Gillibrand kicked things off with a dismissive jab, sneering, “Let’s talk about The Great American Vacation.” Duffy instantly corrected her. “The Great American Road Trip?” he shot back, before calmly explaining the point of the project: “I want to encourage Americans to see their beautiful country.”
Then came the line that clearly sent the New York Democrat over the edge. “Seeing your country, experiencing your country through the window of a car is a beautiful thing,” Duffy said. “It actually unites America. Maybe spending time with your children is a wonderful thing—”
“It is a wonderful thing!” Gillibrand snapped, before accusing him of taking a corporate-funded “vacation” bankrolled by companies including Boeing, Toyota, United Airlines, Enterprise, Shell and Royal Caribbean — firms connected to industries regulated by the Transportation Department. Ethics watchdogs and liberal critics have spent the past two weeks trying to spin the road-trip series into a corruption scandal.
But Duffy wasn’t interested in sitting quietly while Democrats delivered another made-for-MSNBC monologue. “This was officially part of America 250,” he fired back, noting Congress itself approved the broader anniversary initiative. He also argued that promoting travel and tourism falls squarely within DOT’s mission.
Then the hearing detonated. As Gillibrand repeatedly interrupted him with complaints that the trip “shouldn’t be paid for by the people you oversee,” Duffy flipped the script entirely.
“Do you have jurisdiction over law firms?” he asked. The senator looked stunned. “You received $7 million in political contributions from the trial bar.”
“Oh my God!” Gillibrand barked, insisting, “This has nothing to do with members of Congress.” But Duffy kept pressing, accusing the senator of hypocrisy for attacking him over sponsorships while happily cashing campaign checks from industries with business before Congress. “You have jurisdiction on the trial bar,” he said. “Seven million dollars.
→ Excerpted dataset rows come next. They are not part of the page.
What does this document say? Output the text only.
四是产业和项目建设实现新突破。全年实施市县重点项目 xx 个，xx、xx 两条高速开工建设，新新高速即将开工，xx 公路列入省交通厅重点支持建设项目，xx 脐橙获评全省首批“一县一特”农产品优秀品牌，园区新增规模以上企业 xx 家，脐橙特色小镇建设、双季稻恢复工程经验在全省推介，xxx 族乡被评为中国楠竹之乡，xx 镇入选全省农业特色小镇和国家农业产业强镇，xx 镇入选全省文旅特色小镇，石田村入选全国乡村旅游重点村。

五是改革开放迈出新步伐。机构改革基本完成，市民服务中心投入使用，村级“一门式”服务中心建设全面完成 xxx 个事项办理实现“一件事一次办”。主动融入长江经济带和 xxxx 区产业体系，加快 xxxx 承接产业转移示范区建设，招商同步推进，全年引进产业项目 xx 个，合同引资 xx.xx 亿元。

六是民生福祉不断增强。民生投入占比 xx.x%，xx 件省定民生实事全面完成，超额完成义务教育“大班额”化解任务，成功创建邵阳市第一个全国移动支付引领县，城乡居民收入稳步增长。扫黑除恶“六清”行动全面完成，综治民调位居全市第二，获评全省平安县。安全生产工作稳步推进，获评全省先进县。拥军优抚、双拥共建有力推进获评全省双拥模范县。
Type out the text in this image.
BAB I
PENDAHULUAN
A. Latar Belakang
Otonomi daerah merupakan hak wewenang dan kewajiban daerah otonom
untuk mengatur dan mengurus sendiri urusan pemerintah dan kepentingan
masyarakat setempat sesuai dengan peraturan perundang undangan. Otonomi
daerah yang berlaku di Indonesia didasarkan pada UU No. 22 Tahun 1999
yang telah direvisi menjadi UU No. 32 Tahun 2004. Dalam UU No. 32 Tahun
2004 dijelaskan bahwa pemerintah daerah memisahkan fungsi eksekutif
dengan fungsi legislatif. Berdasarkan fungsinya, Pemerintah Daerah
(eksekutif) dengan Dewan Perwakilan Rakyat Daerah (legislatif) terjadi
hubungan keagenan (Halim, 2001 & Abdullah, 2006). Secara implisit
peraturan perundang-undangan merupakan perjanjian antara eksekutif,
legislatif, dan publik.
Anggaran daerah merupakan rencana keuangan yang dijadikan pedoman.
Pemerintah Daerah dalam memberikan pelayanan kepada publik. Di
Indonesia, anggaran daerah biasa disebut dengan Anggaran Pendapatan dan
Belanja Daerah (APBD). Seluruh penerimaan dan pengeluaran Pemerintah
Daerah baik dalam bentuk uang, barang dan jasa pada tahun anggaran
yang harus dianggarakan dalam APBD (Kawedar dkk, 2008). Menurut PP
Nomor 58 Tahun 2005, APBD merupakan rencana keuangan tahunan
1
Want me to go down the list of what else you received?”
That’s when Gillibrand completely lost patience. “This hearing is about you and this administration,” she scolded.
“No, it’s about you!” Duffy snapped back. “I didn’t make any money.”
“You’re the witness!” Gillibrand shouted. “I am not the witness!”
“Well, maybe you should be,” Duffy shot back.
Ouch.
The clash instantly became the latest flashpoint in the left’s escalating obsession with Duffy’s road-trip series, which critics have tried to portray as everything from unethical to “tone deaf” amid rising gas prices. Former Transportation Secretary Pete Buttigieg and media figures across CNN, ABC, NBC and The View have all piled on in recent days.
Duffy, meanwhile, has insisted repeatedly that no taxpayer money funded the project, that ethics officials signed off on it, and that neither he nor his family received salaries or royalties. And Gillibrand learned the hard way that if you come swinging at a former reality-TV star, you’d better be ready for reality TV energy in return.